TBH I regret even dignifying the return idea with a response, because the return policy is a stupid distraction to begin with. The real point here is: it's better to order an item and receive that item, than to order an item and receive a block of clay instead. Is this really an argument we need to have? Return policy is irrelevant: if I had received the part I ordered I wouldn't have returned it.


One main benefit of a return is that it creates costs to Amazon (shipping, returns processing, then disposing of the returned product). I'd like to think this makes Amazon marginally more likely to do the right thing, because it takes the profit out of the problematic products.


Even better is to stop buying from Amazon in the first place.


Recent return to Amazon, my wife got me a Legos Creator kit (one with six sets of bags, probably 2500-3000 pieces). I started working on it, and was missing a piece. Now I'm pretty organized with my Legos. I open all of the bags for each step and keep the contents separate. I searched through all of the opened bags, the box, the floor and could not find it. Finally gave up, figuring it wasnt a critical piece and skipping for now wouldn't hurt anything. Started finding more and more missing pieces before realizing, I was missing a piece or two, but an entire bag of pieces.

My wife returned it and Amazon sent a replacement the next day. All my wife has to do for the return is drop it of at Kohls next time shes out running errands. Pretty painless really.

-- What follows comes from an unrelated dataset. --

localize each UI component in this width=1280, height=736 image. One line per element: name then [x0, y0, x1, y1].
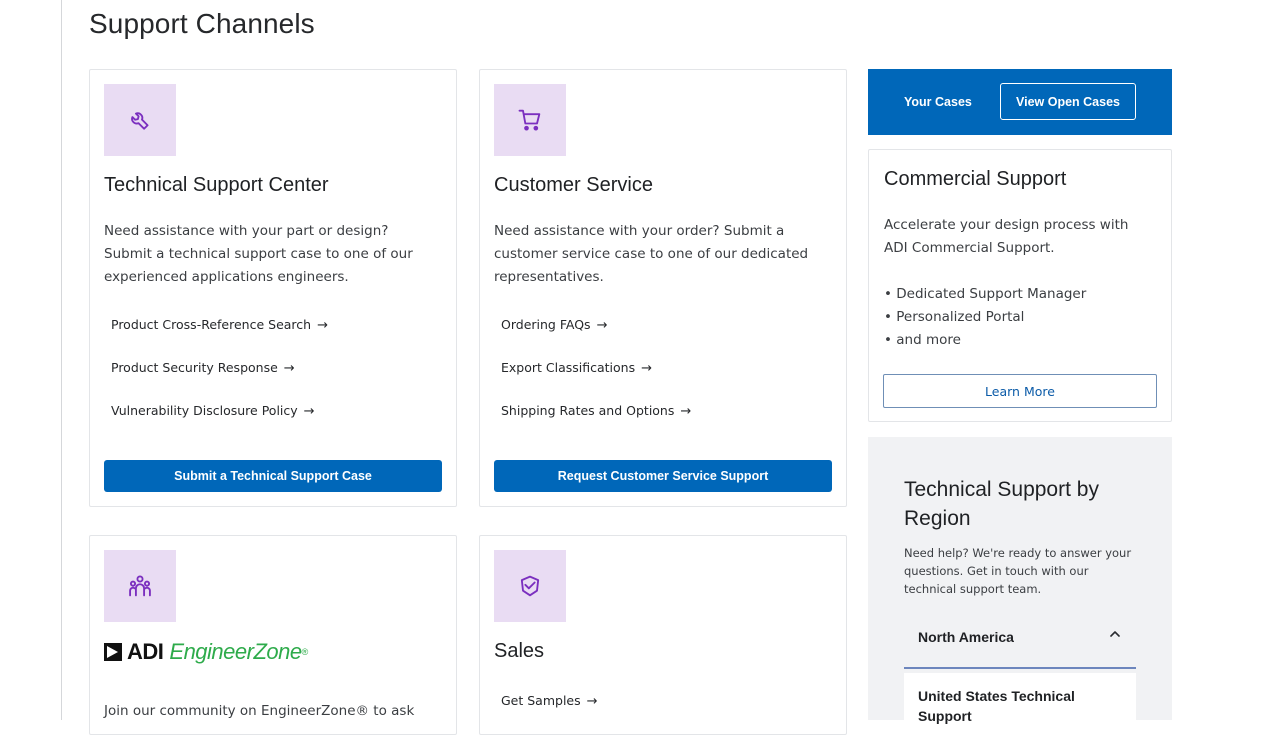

So, how does your return experience compare to not having to return at all, because you received a Legos Creator kit that has all the pieces?

Your experience is completely irrelevant. If Amazon didn't send out obvious counterfeits, you wouldn't have to return them, which is inherently easier than returning them no matter what the return process is.


Everything they do costs time. I have attempted to return several items to Amazon. One time they sent me a UPS label... but UPS wouldn't pick it up and I would have to walk it to a store. Another time it was a third-party vendor and I had to print the label myself, arrange for pickup, wait around for the pickup, etc... all because they sent me the wrong item. It is always a huge pain. Amazon's model is to get stuff to you, not to get it back from you.


Amazon returns are not always free. Oftentimes you have to pay shipping to return it.


This is only true for third-party sellers, right? I can't recall ever paying for a return for an item I purchased from Amazon.


Why are we talking about this?

I ordered a car part, I received a block of clay. This isn't a problem that is solved by any return policy.


Why do you keep saying that? You brought the topic up, don't do that if you're just going to get mad and say why are we talking about it over and over.

You became a sucker and helped contribute to others being suckers by doing absolutely nothing after very obviously getting scammed.


I made a mistake by bringing up returns.

The truth is, returns would be irrelevant if Amazon had done their job.


True, but throwing away the block of clay and never even notifying Amazon of any issue surely does less than nothing to solve the problem.


Why exactly is it my responsibility to make up for Amazon's misdeeds?